I find Jager's oversight unconscionable, especially from a paper that prides itself on supporting the arts.
Harkness a knee-slapper
I've been meaning to write to thank and congratulate John Harkness on his fine and witty writing on film.
I've always appreciated his savvy and ability to cut through the bull and name crud for what it is, often with knee-slapping wittiness.
Hell, I even look forward to his mini-reviews in the DVD and video section. Keep up the good work!
Contrary to popular myths and perceptions, some of which were mentioned in Adria Vasil's column (NOW, February 1-8), today's vinyl siding is being recognized for its environmentally friendly benefits.
Vinyl siding uses minimal raw material in production, gaining strength and durability through engineered design. Nearly all pre-consumer scrap and off-spec material is reprocessed in the plant, meaning nearly zero waste ever leaves a manufacturing facility.
Because vinyl siding is easy to maintain, there is no need for paint, stain or caulk, reducing toxins and maintenance-related substances in the solid waste stream.
Simply put, vinyl siding lasts a lifetime on the house, not in Canada's landfills.
Vinyl Siding Institute
T.O.'s load of eco cred
RE Foam Here To Eternity (NOW, February 15-21). Congratulations, Toronto. I salute you, for you show the world you give a shit.
Being from Calgary, I am shocked and amazed by your environmental dignity. I'm coming from Calgary, the last major city in Canada to have no curbside recycling and no recycle bins on the street, where "compost" is considered a foreign word.
We take our recycling initiatives for granted. At such a vital time, we can teach the world a few things about human responsibility.
The issue of styrofoam is a touchy one. I like to eat out, but I like to recycle, too. The answer is simple. Banish all fast food containers.
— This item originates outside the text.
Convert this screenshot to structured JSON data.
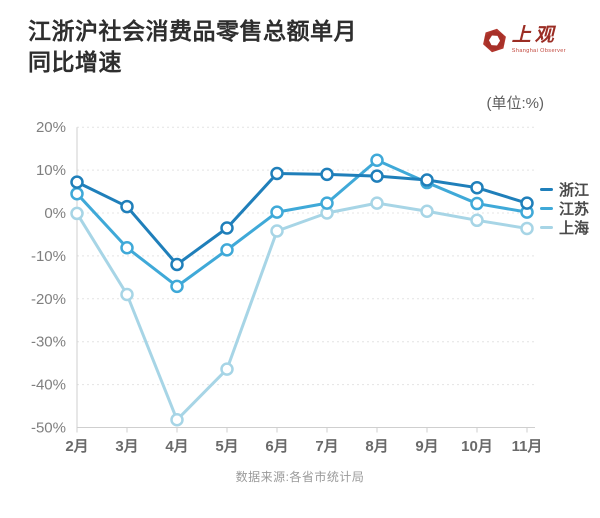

When I saw Foam Here To Eternity and the sidebar listing businesses that use green packaging, I was hoping for a welcome mention. But alas, I guess we're too new. Sadie's Diner is a new vegetarian restaurant that not only uses green packaging for all our takeout containers but also offers fair trade organic coffee, organic milk and cream and free run eggs. Heck, the scraps you leave on the table even go to feed two pigs living on a no-kill farm.
RE Alex Maclean's letter about the the closing of the Cabbagetown Restaurant (NOW, February 1-7). MacLean says anti-poverty activist John Clarke likes the attention that comes with agitating on behalf of the poor.
When are city councillors consumed with the interests of powerful developers going to start to speak for the average person?
Just who's pushing drugs?
I'm upset by the drug ad in your paper that asks, "Do you suffer from excessive anxiety or worry?" and then solicits volunteers for an unnamed drug study on Generalized Anxiety Disorder (GAD) (NOW, February 15-21).
By the way, GAD is another bullshit "mental disorder" manufactured by psychiatry and Big Pharma.
The ad makes no mention of the name of the health or research organization running this study, no mention of the drug(s) tested, no mention of the lead researcher(s), no info of the study's duration, no mention of any financial compensation.
Since I was curious to find out the name of the drug(s) - probably another addictive or brain-damaging antidepressant - and the corporate drug pusher funding this study, I called the number. A disembodied, pre-recorded female voice asked me to "please leave your name and phone number."
I believe this ad's serious lack of specific and relevant information violates the drug ad standards of Health Canada and those approved by Advertising Standards Canada. We have a right to know who wants to use us as guinea pigs and why.